Rika melihat sosok Fukari menghampirinya. Meskipun terhempas oleh ledakan yang terus terjadi, Fukari tetap berjuang untuk mendekati Rika, meskipun terhuyung dan bersimbah darah. Dengan hati yang kuat, dia mulai menopang Rika, berjalan menuju katafraktnya. Sampai akhirnya, mereka berhasil mencapai kokpit. Di sana, Fukari menekan tombol untuk membawa katafrakt bersama Rika, sementara dirinya terkapar di tempat itu, kesadarannya mulai menghilang.
Kemudian Rika mendengar suara Dokter Vermilion. "Setsuna, apakah kau berhasil menemukan Fukari?"
"Ya, aku berhasil menemukannya! Lalu, bagaimana kondisi Rika?" tanya Setsuna dengan nada panik.
"Rika, ...sepertinya-"
Mimpi itu, kemudian nampak memudar. Rika hanya melihat bahwa tubuhnya sudah tak tertolong. Dia memahami bahwa ingatan ini adalah miliknya, sosok Rika yang menyelamatkannya dari kesepiannya kematian.
Diruangan kesehatan sekolah, Rika terbangun, membuka kelopak matanya perlahan-lahan. Hatinya terasa berat dan sedih, menyadari bahwa mimpi itu bukan sekedar mimpi, melainkan potongan ingatan yang misterius.

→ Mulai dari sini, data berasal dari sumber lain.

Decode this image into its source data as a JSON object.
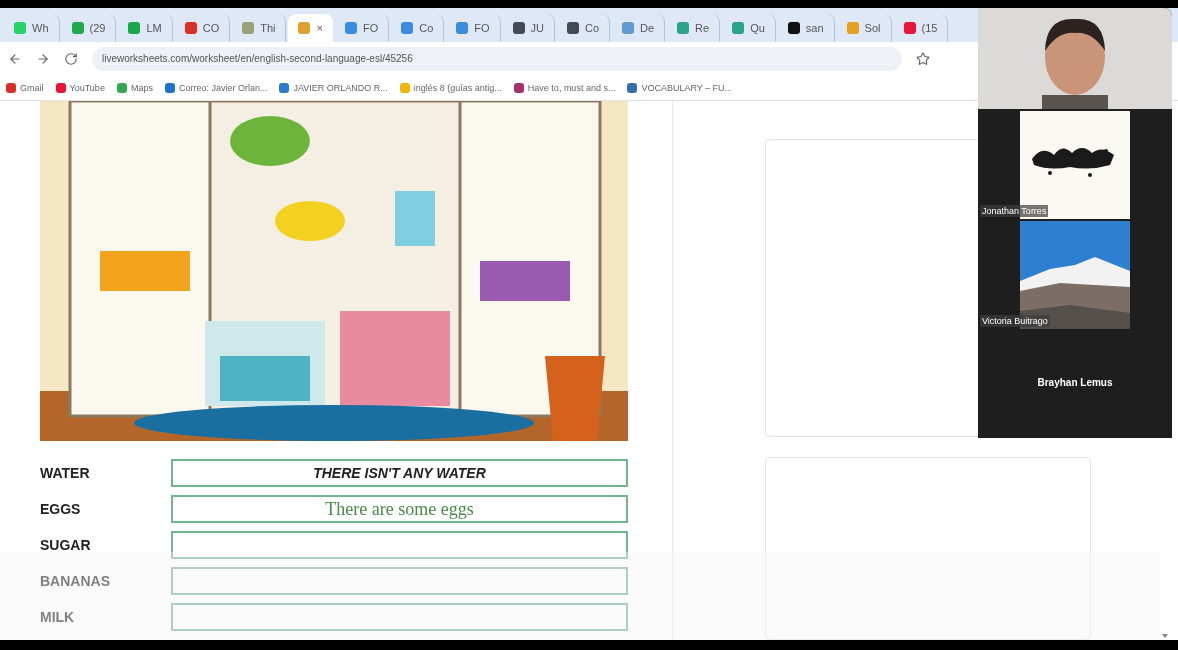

Rika mengerjapkan mata, mencoba menyesuaikan diri dengan cahaya di ruangan itu. Di sampingnya, Fukari masih duduk dengan tatapan penuh kekhawatiran. "Rika, kau sudah sadar?" tanyanya lembut.
Rika mengangguk pelan, matanya masih berusaha fokus. "Fukari, aku... aku ingat sesuatu. Pertempuran, ledakan, dan kau yang menyelamatkanku..."
Fukari tersenyum lembut, meskipun air mata masih menggenang di matanya. "Ya, Rika. Kamu pasti mengalami mimpi yang mengingatkanmu akan kejadian itu. Tapi yang penting sekarang, kamu sudah kembali, aku senang sekali Rika!" Fukari merasa bersyukur melihat kondisi Rika membaik.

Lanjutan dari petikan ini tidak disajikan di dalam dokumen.